Scalar System F for Linear-Algebraic λ-Calculus: Towards a Quantum Physical Logic

The Linear-Algebraic λ-Calculus [Arrighi, P. and G. Dowek, Linear-algebraic λ-calculus: higher-order, encodings and confluence, Lecture Notes in Computer Science (RTA'08) 5117 (2008), pp. 17–31] extends the λ-calculus with the possibility of making arbitrary linear combinations of terms α.t+β.u. Since one can express fixed points over sums in this calculus, one has a notion of infinities arising, and hence indefinite forms.
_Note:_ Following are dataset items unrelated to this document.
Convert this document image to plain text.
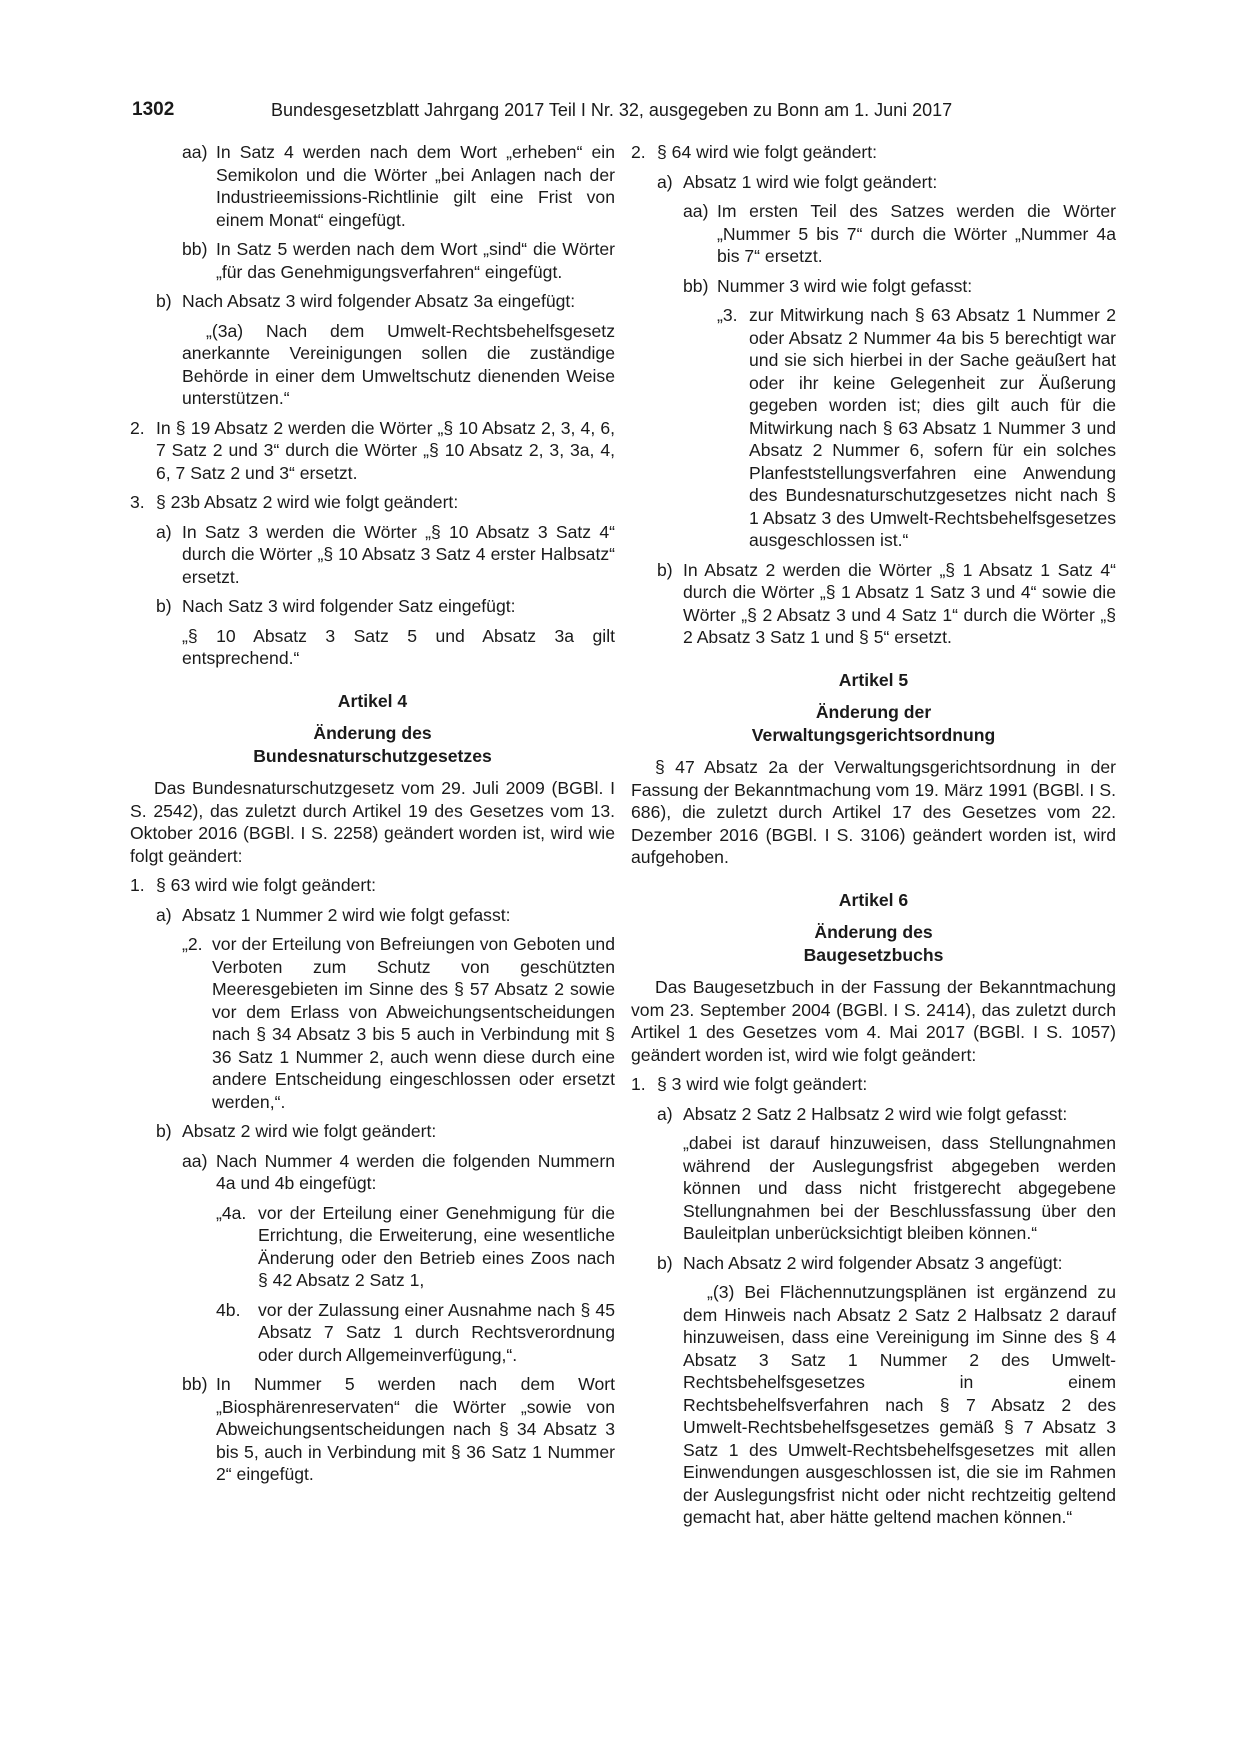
1302	Bundesgesetzblatt Jahrgang 2017 Teil I Nr. 32, ausgegeben zu Bonn am 1. Juni 2017
aa) In Satz 4 werden nach dem Wort „erheben“ ein Semikolon und die Wörter „bei Anlagen nach der Industrieemissions-Richtlinie gilt eine Frist von einem Monat“ eingefügt.
bb) In Satz 5 werden nach dem Wort „sind“ die Wörter „für das Genehmigungsverfahren“ eingefügt.
b) Nach Absatz 3 wird folgender Absatz 3a eingefügt:

„(3a) Nach dem Umwelt-Rechtsbehelfsgesetz anerkannte Vereinigungen sollen die zuständige Behörde in einer dem Umweltschutz dienenden Weise unterstützen.“

2. In § 19 Absatz 2 werden die Wörter „§ 10 Absatz 2, 3, 4, 6, 7 Satz 2 und 3“ durch die Wörter „§ 10 Absatz 2, 3, 3a, 4, 6, 7 Satz 2 und 3“ ersetzt.
3. § 23b Absatz 2 wird wie folgt geändert:
a) In Satz 3 werden die Wörter „§ 10 Absatz 3 Satz 4“ durch die Wörter „§ 10 Absatz 3 Satz 4 erster Halbsatz“ ersetzt.
b) Nach Satz 3 wird folgender Satz eingefügt:

„§ 10 Absatz 3 Satz 5 und Absatz 3a gilt entsprechend.“

Artikel 4
Änderung des
Bundesnaturschutzgesetzes

Das Bundesnaturschutzgesetz vom 29. Juli 2009 (BGBl. I S. 2542), das zuletzt durch Artikel 19 des Gesetzes vom 13. Oktober 2016 (BGBl. I S. 2258) geändert worden ist, wird wie folgt geändert:

1. § 63 wird wie folgt geändert:
a) Absatz 1 Nummer 2 wird wie folgt gefasst:
„2. vor der Erteilung von Befreiungen von Geboten und Verboten zum Schutz von geschützten Meeresgebieten im Sinne des § 57 Absatz 2 sowie vor dem Erlass von Abweichungsentscheidungen nach § 34 Absatz 3 bis 5 auch in Verbindung mit § 36 Satz 1 Nummer 2, auch wenn diese durch eine andere Entscheidung eingeschlossen oder ersetzt werden,“.
b) Absatz 2 wird wie folgt geändert:
aa) Nach Nummer 4 werden die folgenden Nummern 4a und 4b eingefügt:
„4a. vor der Erteilung einer Genehmigung für die Errichtung, die Erweiterung, eine wesentliche Änderung oder den Betrieb eines Zoos nach § 42 Absatz 2 Satz 1,
4b. vor der Zulassung einer Ausnahme nach § 45 Absatz 7 Satz 1 durch Rechtsverordnung oder durch Allgemeinverfügung,“.
bb) In Nummer 5 werden nach dem Wort „Biosphärenreservaten“ die Wörter „sowie von Abweichungsentscheidungen nach § 34 Absatz 3 bis 5, auch in Verbindung mit § 36 Satz 1 Nummer 2“ eingefügt.
2. § 64 wird wie folgt geändert:
a) Absatz 1 wird wie folgt geändert:
aa) Im ersten Teil des Satzes werden die Wörter „Nummer 5 bis 7“ durch die Wörter „Nummer 4a bis 7“ ersetzt.
bb) Nummer 3 wird wie folgt gefasst:
„3. zur Mitwirkung nach § 63 Absatz 1 Nummer 2 oder Absatz 2 Nummer 4a bis 5 berechtigt war und sie sich hierbei in der Sache geäußert hat oder ihr keine Gelegenheit zur Äußerung gegeben worden ist; dies gilt auch für die Mitwirkung nach § 63 Absatz 1 Nummer 3 und Absatz 2 Nummer 6, sofern für ein solches Planfeststellungsverfahren eine Anwendung des Bundesnaturschutzgesetzes nicht nach § 1 Absatz 3 des Umwelt-Rechtsbehelfsgesetzes ausgeschlossen ist.“
b) In Absatz 2 werden die Wörter „§ 1 Absatz 1 Satz 4“ durch die Wörter „§ 1 Absatz 1 Satz 3 und 4“ sowie die Wörter „§ 2 Absatz 3 und 4 Satz 1“ durch die Wörter „§ 2 Absatz 3 Satz 1 und § 5“ ersetzt.
Artikel 5
Änderung der
Verwaltungsgerichtsordnung

§ 47 Absatz 2a der Verwaltungsgerichtsordnung in der Fassung der Bekanntmachung vom 19. März 1991 (BGBl. I S. 686), die zuletzt durch Artikel 17 des Gesetzes vom 22. Dezember 2016 (BGBl. I S. 3106) geändert worden ist, wird aufgehoben.

Artikel 6
Änderung des
Baugesetzbuchs

Das Baugesetzbuch in der Fassung der Bekanntmachung vom 23. September 2004 (BGBl. I S. 2414), das zuletzt durch Artikel 1 des Gesetzes vom 4. Mai 2017 (BGBl. I S. 1057) geändert worden ist, wird wie folgt geändert:

1. § 3 wird wie folgt geändert:
a) Absatz 2 Satz 2 Halbsatz 2 wird wie folgt gefasst:

„dabei ist darauf hinzuweisen, dass Stellungnahmen während der Auslegungsfrist abgegeben werden können und dass nicht fristgerecht abgegebene Stellungnahmen bei der Beschlussfassung über den Bauleitplan unberücksichtigt bleiben können.“

b) Nach Absatz 2 wird folgender Absatz 3 angefügt:

„(3) Bei Flächennutzungsplänen ist ergänzend zu dem Hinweis nach Absatz 2 Satz 2 Halbsatz 2 darauf hinzuweisen, dass eine Vereinigung im Sinne des § 4 Absatz 3 Satz 1 Nummer 2 des Umwelt-Rechtsbehelfsgesetzes in einem Rechtsbehelfsverfahren nach § 7 Absatz 2 des Umwelt-Rechtsbehelfsgesetzes gemäß § 7 Absatz 3 Satz 1 des Umwelt-Rechtsbehelfsgesetzes mit allen Einwendungen ausgeschlossen ist, die sie im Rahmen der Auslegungsfrist nicht oder nicht rechtzeitig geltend gemacht hat, aber hätte geltend machen können.“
As a consequence, in order to guarantee the confluence, t−t does not always reduce to 0 – only if t is closed normal. In this paper we provide a System F like type system for the Linear-Algebraic λ-Calculus, which guarantees normalisation and hence no need for such restrictions, t−t always reduces to 0. Moreover this type system keeps track of 'the amount of a type'. As such it can be seen as probabilistic type system, guaranteeing that terms define correct probabilistic functions. It can also be seen as a step along the quest toward a quantum physical logic through the Curry-Howard isomorphism [Sørensen, M. H. and P. Urzyczyn, “Lectures on the Curry-Howard Isomorphism, Volume 149 (Studies in Logic and the Foundations of Mathematics),” Elsevier Science Inc., New York, NY, USA, 2006].